John

Senior Cloud Engineer & Technical Lead

Building a Mental Model AI: How I Created a Learning-Focused Chat Mode

I was struggling to understand a complex distributed systems concept when I realized traditional learning approaches weren’t cutting it anymore.


The Problem

I’d been diving deep into Kubernetes networking architecture, and despite reading documentation, watching videos, and going through tutorials, I couldn’t build a solid mental framework. The pieces felt disconnected - I understood individual components but couldn’t visualize how they worked together or relate them to systems I already knew.

The breakthrough came when I realized I needed a different approach to learning. Technical documentation gives you facts, but it doesn’t help you build the cognitive scaffolding to truly understand and remember complex systems. I needed something that could create visual representations, use analogies I could relate to, and build knowledge progressively.

That’s when I decided to create a specialized AI chat mode focused entirely on building mental models.


The Mental Model Builder Approach

The Mental Model Builder chat mode is designed around how our brains actually learn and retain complex information. It follows specific principles:

Visual Learning First

Every explanation MUST include a Mermaid diagram. This isn’t optional - visual representations help encode information in multiple ways, making it easier to recall and understand relationships between components.

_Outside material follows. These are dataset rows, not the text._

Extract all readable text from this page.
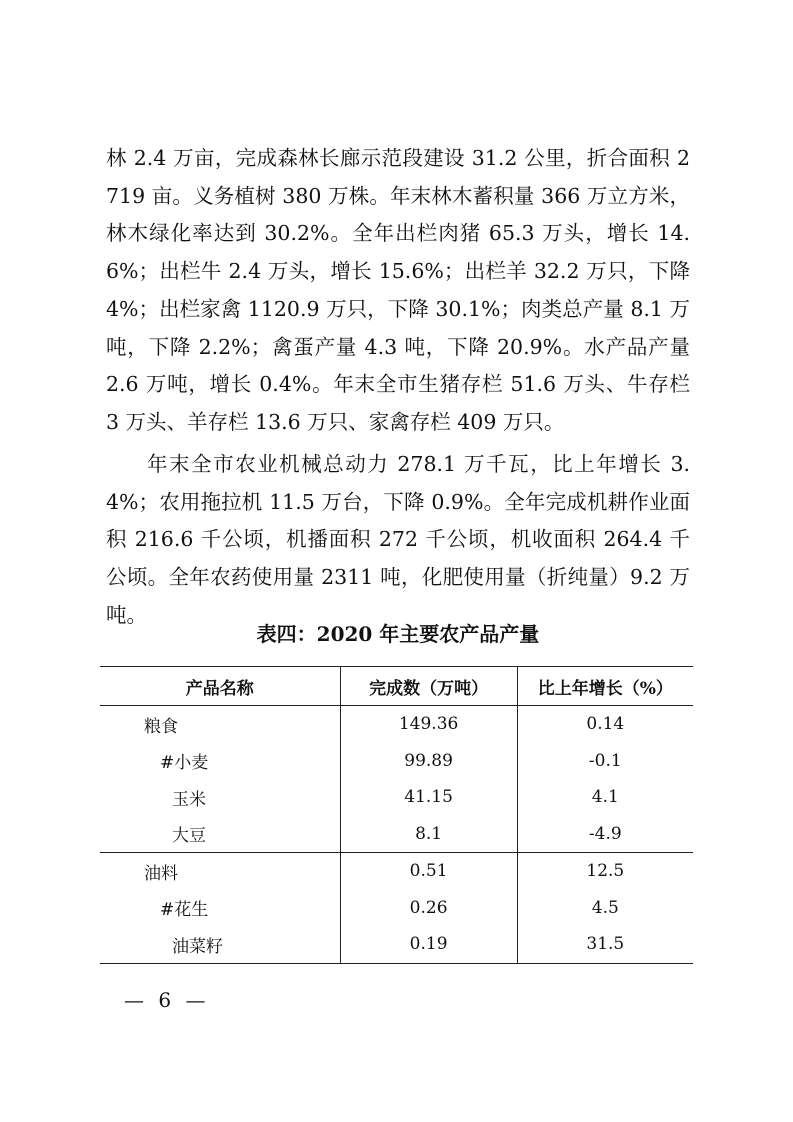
林 2.4 万亩，完成森林长廊示范段建设 31.2 公里，折合面积 2719 亩。义务植树 380 万株。年末林木蓄积量 366 万立方米，林木绿化率达到 30.2%。全年出栏肉猪 65.3 万头，增长 14.6%；出栏牛 2.4 万头，增长 15.6%；出栏羊 32.2 万只，下降 4%；出栏家禽 1120.9 万只，下降 30.1%；肉类总产量 8.1 万吨，下降 2.2%；禽蛋产量 4.3 吨，下降 20.9%。水产品产量 2.6 万吨，增长 0.4%。年末全市生猪存栏 51.6 万头、牛存栏 3 万头、羊存栏 13.6 万只、家禽存栏 409 万只。

年末全市农业机械总动力 278.1 万千瓦，比上年增长 3.4%；农用拖拉机 11.5 万台，下降 0.9%。全年完成机耕作业面积 216.6 千公顷，机播面积 272 千公顷，机收面积 264.4 千公顷。全年农药使用量 2311 吨，化肥使用量（折纯量）9.2 万吨。

表四：2020 年主要农产品产量

产品名称	完成数（万吨）	比上年增长（%）
粮食	149.36	0.14
#小麦	99.89	-0.1
玉米	41.15	4.1
大豆	8.1	-4.9
油料	0.51	12.5
#花生	0.26	4.5
油菜籽	0.19	31.5

— 6 —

Structured Knowledge Building

The mode follows a specific output format with required sections:

  • Core Concept: The fundamental idea explained simply
  • Mental Model: Visual diagram and analogies
  • Real-World Mapping: How this connects to familiar systems
  • Progressive Complexity: Building from simple to advanced
  • Memory Anchors: Specific techniques for retention

Technology-to-Reality Mappings

This was the game-changer for me. Complex technical concepts become understandable when mapped to familiar real-world systems:

  • Async operations = Restaurant kitchen order system (orders come in, kitchen processes in parallel, meals come out when ready)
  • Load balancers = Hospital reception desk (distributes patients to available doctors based on capacity)
  • Container orchestration = City traffic management system (routes containers like traffic to optimal destinations)
  • Database sharding = Library system with multiple branches (data distributed across locations for efficiency)

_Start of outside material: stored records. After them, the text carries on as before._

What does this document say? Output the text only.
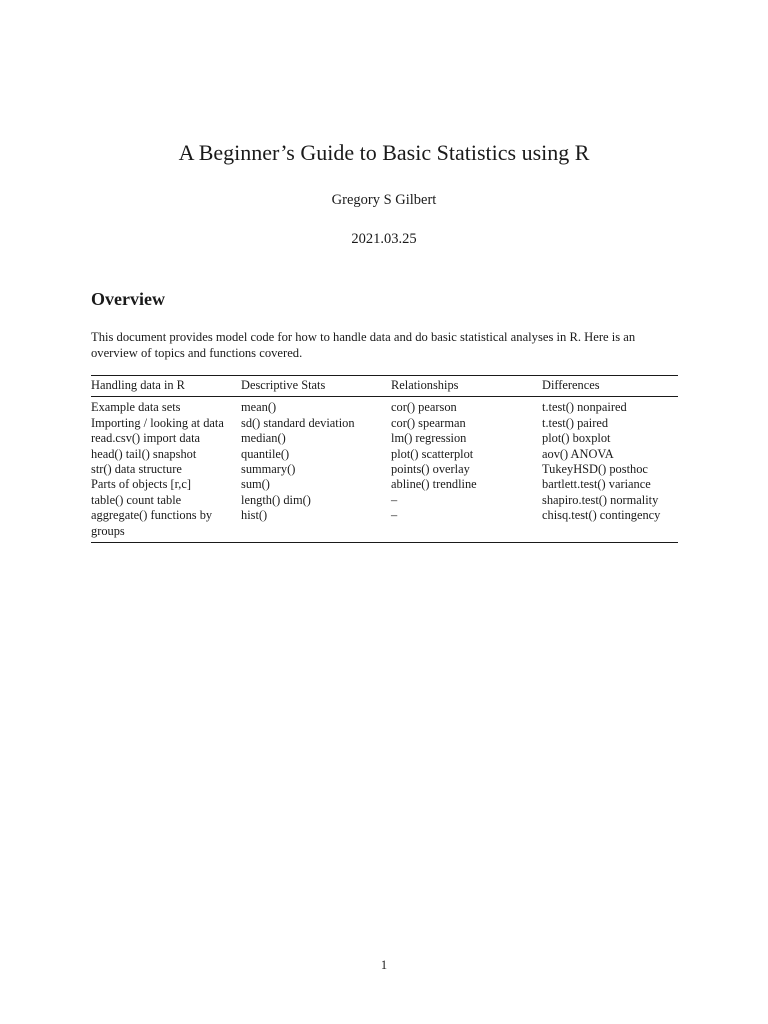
A Beginner’s Guide to Basic Statistics using R
Gregory S Gilbert
2021.03.25
Overview
This document provides model code for how to handle data and do basic statistical analyses in R. Here is an overview of topics and functions covered.
Handling data in R	Descriptive Stats	Relationships	Differences
Example data sets	mean()	cor() pearson	t.test() nonpaired
Importing / looking at data	sd() standard deviation	cor() spearman	t.test() paired
read.csv() import data	median()	lm() regression	plot() boxplot
head() tail() snapshot	quantile()	plot() scatterplot	aov() ANOVA
str() data structure	summary()	points() overlay	TukeyHSD() posthoc
Parts of objects [r,c]	sum()	abline() trendline	bartlett.test() variance
table() count table	length() dim()	–	shapiro.test() normality
aggregate() functions by groups	hist()	–	chisq.test() contingency
1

The Automatic Organization System

One of the most valuable features is the automatic file organization. Every learning session gets saved to structured directories:

learning-notes/
├── concepts/
│   ├── distributed-systems/
│   ├── kubernetes/
│   └── databases/
├── visual-models/
│   ├── diagrams/
│   └── mind-maps/
└── practice-exercises/
    ├── scenarios/
    └── implementations/

This creates a personal knowledge base that grows over time. Instead of losing insights in chat history, everything gets preserved in an organized, searchable format. I can review previous mental models, build on them, and connect new concepts to existing knowledge.

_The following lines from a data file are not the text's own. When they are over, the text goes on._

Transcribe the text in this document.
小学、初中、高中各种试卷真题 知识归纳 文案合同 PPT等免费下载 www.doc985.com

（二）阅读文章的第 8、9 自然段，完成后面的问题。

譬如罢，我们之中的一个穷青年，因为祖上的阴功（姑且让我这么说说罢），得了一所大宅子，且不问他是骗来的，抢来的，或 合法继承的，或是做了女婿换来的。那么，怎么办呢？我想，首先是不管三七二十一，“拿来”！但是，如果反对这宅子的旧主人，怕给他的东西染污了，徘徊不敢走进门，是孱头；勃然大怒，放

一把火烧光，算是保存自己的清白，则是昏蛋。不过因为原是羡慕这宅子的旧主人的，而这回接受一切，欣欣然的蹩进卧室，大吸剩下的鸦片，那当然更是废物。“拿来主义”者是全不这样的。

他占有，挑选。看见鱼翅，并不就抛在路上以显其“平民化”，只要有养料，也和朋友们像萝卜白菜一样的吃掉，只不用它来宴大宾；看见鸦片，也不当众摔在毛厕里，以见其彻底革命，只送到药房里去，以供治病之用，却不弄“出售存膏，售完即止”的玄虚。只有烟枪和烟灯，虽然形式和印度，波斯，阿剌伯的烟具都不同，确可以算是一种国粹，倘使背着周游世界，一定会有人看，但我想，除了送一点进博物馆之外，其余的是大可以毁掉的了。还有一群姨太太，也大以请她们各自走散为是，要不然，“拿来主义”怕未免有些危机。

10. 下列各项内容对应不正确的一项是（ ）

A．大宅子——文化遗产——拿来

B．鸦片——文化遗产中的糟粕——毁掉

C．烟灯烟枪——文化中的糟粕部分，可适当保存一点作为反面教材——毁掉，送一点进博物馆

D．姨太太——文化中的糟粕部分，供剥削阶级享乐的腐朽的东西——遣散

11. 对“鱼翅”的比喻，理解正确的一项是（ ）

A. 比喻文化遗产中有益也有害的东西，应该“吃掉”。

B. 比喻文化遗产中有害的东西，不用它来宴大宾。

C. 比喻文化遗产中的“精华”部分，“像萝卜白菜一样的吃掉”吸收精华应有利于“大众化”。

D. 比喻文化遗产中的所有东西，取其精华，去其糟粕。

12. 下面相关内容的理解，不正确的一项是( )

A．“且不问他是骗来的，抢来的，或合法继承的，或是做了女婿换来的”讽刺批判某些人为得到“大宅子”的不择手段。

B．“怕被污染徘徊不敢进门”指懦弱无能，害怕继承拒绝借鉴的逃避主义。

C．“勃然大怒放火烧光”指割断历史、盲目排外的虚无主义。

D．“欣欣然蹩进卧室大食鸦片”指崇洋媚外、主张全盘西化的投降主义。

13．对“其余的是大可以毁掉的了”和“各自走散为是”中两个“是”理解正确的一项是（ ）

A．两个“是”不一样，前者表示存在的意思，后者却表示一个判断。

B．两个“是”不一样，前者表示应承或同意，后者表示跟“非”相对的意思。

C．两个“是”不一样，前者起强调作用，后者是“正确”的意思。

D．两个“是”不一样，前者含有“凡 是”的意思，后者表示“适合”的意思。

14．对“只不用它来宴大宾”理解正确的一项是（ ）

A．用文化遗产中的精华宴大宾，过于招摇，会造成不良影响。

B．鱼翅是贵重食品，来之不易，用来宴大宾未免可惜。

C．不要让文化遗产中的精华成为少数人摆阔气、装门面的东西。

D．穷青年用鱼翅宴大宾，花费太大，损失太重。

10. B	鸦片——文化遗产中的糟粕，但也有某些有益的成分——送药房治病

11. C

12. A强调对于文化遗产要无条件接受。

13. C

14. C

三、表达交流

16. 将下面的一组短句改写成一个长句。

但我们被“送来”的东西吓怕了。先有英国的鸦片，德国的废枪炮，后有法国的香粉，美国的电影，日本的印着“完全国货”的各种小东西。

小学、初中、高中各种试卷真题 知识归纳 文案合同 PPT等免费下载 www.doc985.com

How Visual Learning Transforms Understanding

The requirement for Mermaid diagrams in every explanation isn’t just aesthetic - it’s based on dual coding theory. When we encode information both verbally and visually, retention increases dramatically.

Here’s what I noticed after using this approach:

  • Faster pattern recognition - Visual patterns help identify similar structures in new systems
  • Better debugging - Mental models help predict where problems might occur
  • Improved system design - Understanding relationships leads to better architectural decisions
  • Enhanced recall - Visual and analogical anchors make information stick

The progressive complexity building is crucial too. Instead of jumping into advanced concepts, the mode builds understanding layer by layer, ensuring each foundation is solid before adding complexity.


The Mental Model Builder Chat Mode

You can get the Mental Model Builder chat mode from this GitHub Gist.


The Learning Transformation

Since implementing this approach, my ability to understand and retain complex technical concepts has improved dramatically. The visual diagrams help me see patterns across different technologies. The real-world analogies make abstract concepts concrete. The progressive building ensures I don’t skip foundational understanding.

Most importantly, the organized knowledge base means my learning compounds. New concepts connect to existing mental models, and I can quickly review and build upon previous understanding.

The automatic file organization turned out to be more valuable than I expected. Having a searchable repository of mental models means I can quickly refresh my understanding of concepts I learned months ago, or find connections between seemingly unrelated topics.


Key Learnings

  • Visual representation is non-negotiable - Every concept needs a diagram to be truly understood
  • Analogies accelerate comprehension - Real-world mappings make abstract concepts concrete
  • Progressive complexity prevents confusion - Build foundation before adding advanced features
  • Organization enables compound learning - Structured knowledge bases grow more valuable over time
  • Memory encoding requires multiple pathways - Visual, verbal, and analogical approaches together work better than any single method
  • Active file management creates lasting value - Automatic organization prevents knowledge loss

If you’re struggling to understand complex technical concepts or find yourself re-learning the same things repeatedly, try building a mental model approach. The combination of visual learning, structured organization, and real-world analogies might transform how you learn and retain technical knowledge.